7. SNMP is disabled out of the box, so you need to enable that. Because Unleashed gets a <NULL> response from its grep of "snmp-server" it never actually commits any config to enable it and even if it did, grepping for `snmp-server` does **not** tell you if the SNMP server is enabled. 

It is counter intuitive but Fastiron has always required you to run `snmp-server` without anything proceeding to actually start the process, which isn't included in `show run` and you can only see the SNMP server status via `#show snmp ser | inc Status` which returns `Status: Enabled` or `Status: Disabled` if factory default. 

To enable SNMPv2, at a minimum, you need to have committed:


`snmp-server community public ro`


`snmp-server`

---

So what this all amounts to is a feature implemented by someone who poorly understands Fastiron, and further, sucks at writng error handling routines as Unleashed will, assuming LLDP is enabled on your ICX, fail forever trying to connect. 
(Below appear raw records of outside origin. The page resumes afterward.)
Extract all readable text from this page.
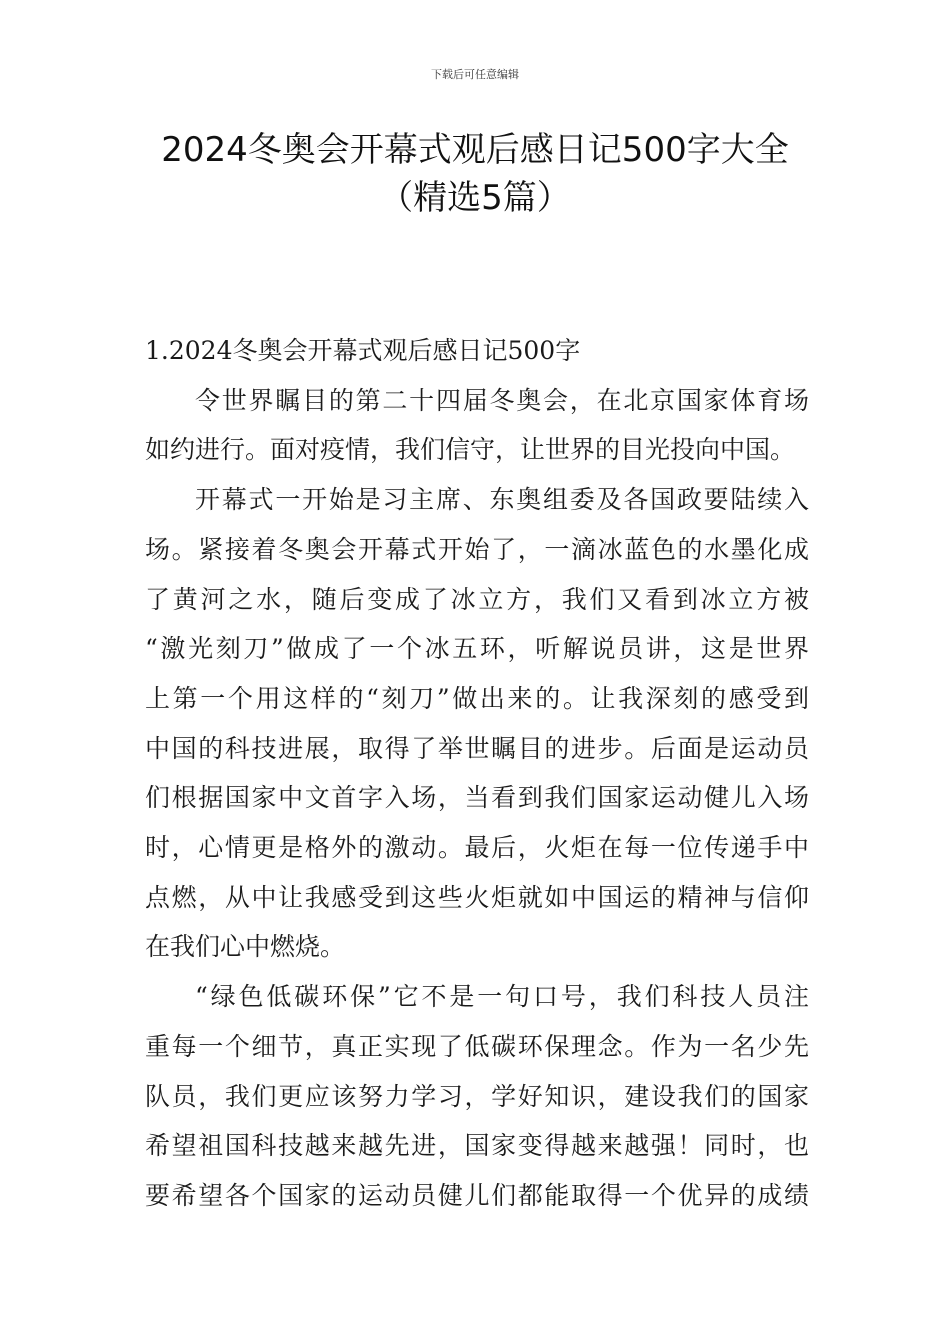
下载后可任意编辑
2024冬奥会开幕式观后感日记500字大全
（精选5篇）

1.2024冬奥会开幕式观后感日记500字

令世界瞩目的第二十四届冬奥会，在北京国家体育场
如约进行。面对疫情，我们信守，让世界的目光投向中国。

开幕式一开始是习主席、东奥组委及各国政要陆续入
场。紧接着冬奥会开幕式开始了，一滴冰蓝色的水墨化成
了黄河之水，随后变成了冰立方，我们又看到冰立方被
“激光刻刀”做成了一个冰五环，听解说员讲，这是世界
上第一个用这样的“刻刀”做出来的。让我深刻的感受到
中国的科技进展，取得了举世瞩目的进步。后面是运动员
们根据国家中文首字入场，当看到我们国家运动健儿入场
时，心情更是格外的激动。最后，火炬在每一位传递手中
点燃，从中让我感受到这些火炬就如中国运的精神与信仰
在我们心中燃烧。

“绿色低碳环保”它不是一句口号，我们科技人员注
重每一个细节，真正实现了低碳环保理念。作为一名少先
队员，我们更应该努力学习，学好知识，建设我们的国家
希望祖国科技越来越先进，国家变得越来越强！同时，也
要希望各个国家的运动员健儿们都能取得一个优异的成绩
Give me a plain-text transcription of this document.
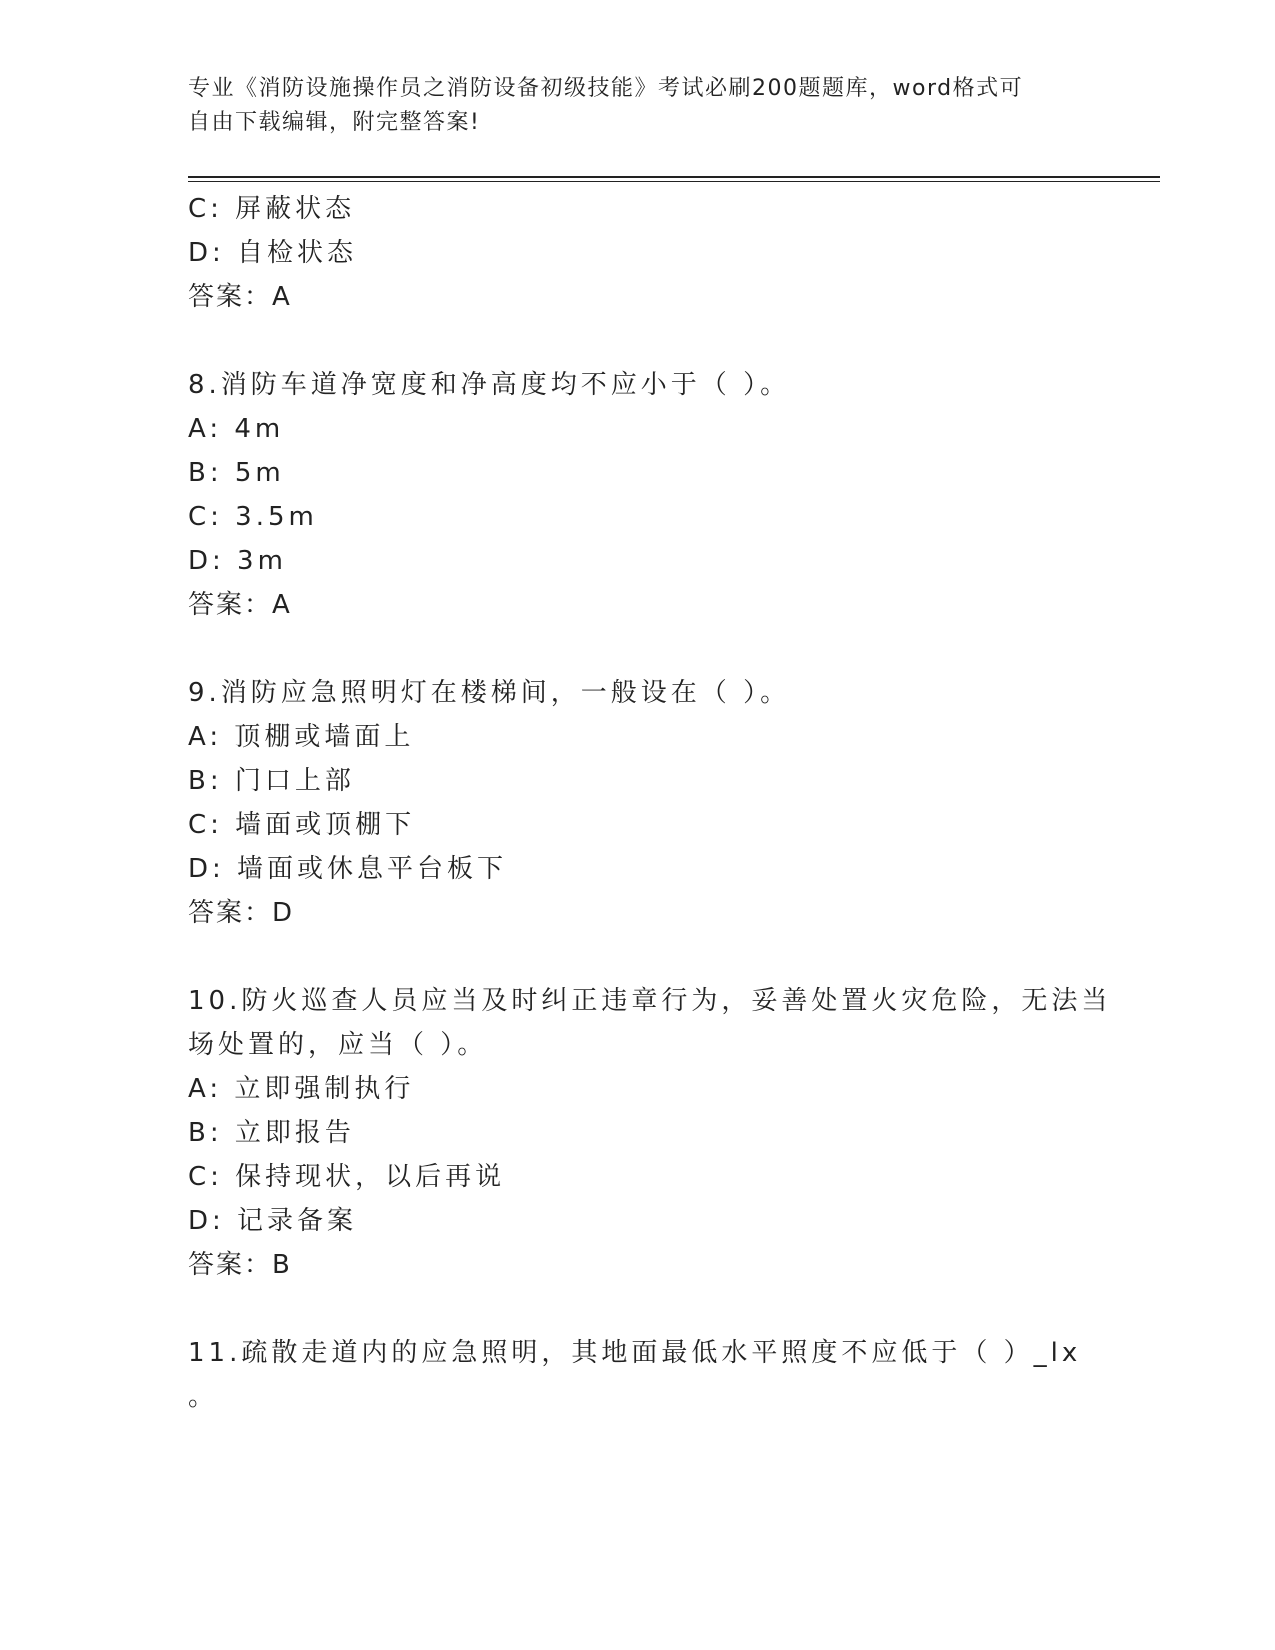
专业《消防设施操作员之消防设备初级技能》考试必刷200题题库，word格式可
自由下载编辑，附完整答案!
C: 屏蔽状态
D: 自检状态
答案：A
8.消防车道净宽度和净高度均不应小于（ ）。
A: 4m
B: 5m
C: 3.5m
D: 3m
答案：A
9.消防应急照明灯在楼梯间，一般设在（ ）。
A: 顶棚或墙面上
B: 门口上部
C: 墙面或顶棚下
D: 墙面或休息平台板下
答案：D
10.防火巡查人员应当及时纠正违章行为，妥善处置火灾危险，无法当
场处置的，应当（ ）。
A: 立即强制执行
B: 立即报告
C: 保持现状，以后再说
D: 记录备案
答案：B
11.疏散走道内的应急照明，其地面最低水平照度不应低于（ ）_lx
。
To get this feature to work is pretty simple when it comes down to it, ignoring the debacle above. Simply ensure the following:

1. Create a user (or change the password if the user you'd be created matches the one you use for Unleashed) with the same password as you use to login to Unleashed (via the GUI or CLI).
2. Enable LLDP and advertise the management IP address if it's on a different subnet, ensuring Unleashed has SSH/SNMP access to your ICX. 
3. Enable the SNMP server on ICX (do not create the public ro community I listed above, that is an example only and often the default for most devices - it's bad practise at best and a security risk at worst). Exact config snippet:

``
snmp-server enable
snmp-server community ro <your unleashed ID>
snmp-server 
``
4. Assuming you don't have SSH enabled, enable it by generating a RSA public/private key pair for the ICX (`crypto key generate rsa modulus 2048`). 
5. If you've disabled password authentication and use public key authentication only, too bad, enable it again via `(config)#ip ssh password-authentication yes`.
6. If the **super** user exists for whatever reason, nuke it via `(config)#no user super`.
7. Set up AAA so it automatically puts any user that has the privileges enabled (in this case, the Unleashed user) into priv exec mode via `aaa authentication login privilege-mode`.
8. Finally, save your config `write memory`.
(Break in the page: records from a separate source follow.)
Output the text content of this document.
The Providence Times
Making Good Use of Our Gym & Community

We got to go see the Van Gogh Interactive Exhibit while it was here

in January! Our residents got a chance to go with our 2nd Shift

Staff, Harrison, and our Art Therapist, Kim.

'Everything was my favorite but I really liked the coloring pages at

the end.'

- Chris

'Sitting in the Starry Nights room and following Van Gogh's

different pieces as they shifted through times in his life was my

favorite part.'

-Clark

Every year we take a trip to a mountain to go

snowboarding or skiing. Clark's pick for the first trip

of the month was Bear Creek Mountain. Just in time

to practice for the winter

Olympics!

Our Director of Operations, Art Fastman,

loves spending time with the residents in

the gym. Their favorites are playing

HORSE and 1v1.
If it all goes well you'll get something like this in the Unleashed GUI after a little while:


Photo of Russ B

Russ B

  • 2 Posts
  • 2 Reply Likes
Well, I didn't realise the forum didn't support markdown so all my codeblocks, emphasis and other punctuation is broken. Apologies.
Photo of KC Luchsinger

KC Luchsinger

  • 11 Posts
  • 1 Reply Like
Thanks for the info, I'll try and get mine to work this way when I get a minute
Photo of tam ch

tam ch

  • 1 Post
  • 0 Reply Likes
Can ruckus fix the issue on next Unleashed firmware?